Neither type of foot strike was more likely to produce a traumatic injury, the study concluded, and Lieberman did not examine causal reasons why rearfoot striking proved more harmful. But he did develop an hypothesis for the results.
“The absence of a marked impact peak in the ground reaction force during a forefoot strike compared to a rearfoot strike may contribute to lower rates of injuries in habitual forefoot strikers,” the report states.
The study, “Effects of Footwear and Strike Type on Running Economy,” lends further credence to the benefits of minimalist shoes.
Runners wearing minimalist shoes were 2.41 percent more economical in their movements when forefoot striking than those wearing conventional shoes and 3.32 percent more economical when rearfoot striking. All data was controlled for stride frequency and shoe mass.
It was not clear if the two studies used the same runners as test subjects.
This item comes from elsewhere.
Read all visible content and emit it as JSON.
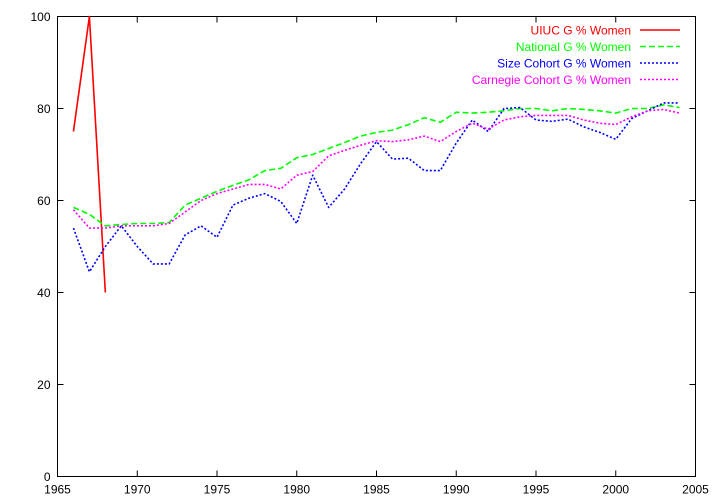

In determining these stats, researchers measured the cost of transport (milliliters of oxygen over kilograms over meters, or mlO2/kg/m) in people who typically wear minimalist shoes or run barefoot as they ran 3.0 meters per second on a treadmill. Force and kinematic data were collected in minimal and traditional running shoes to quantify differences in knee flexion, arch strain, plantarflexor force production and Achilles tendon-triceps surae strain.
The cost of forefoot and rearfoot striking was not significantly different for either minimal or standard shoe running. However, arch strain was much greater during forefoot striking than rearfoot among those wearing minimalist shoes. The same held true for plantarflexor force; Achilles tendon-triceps surae strain and knee flexion were lower in minimalist shoes.
Despite evidence supporting minimalist footwear, there are vocal critics of the trend. Lieberman’s latest studies are sure to renew the debate.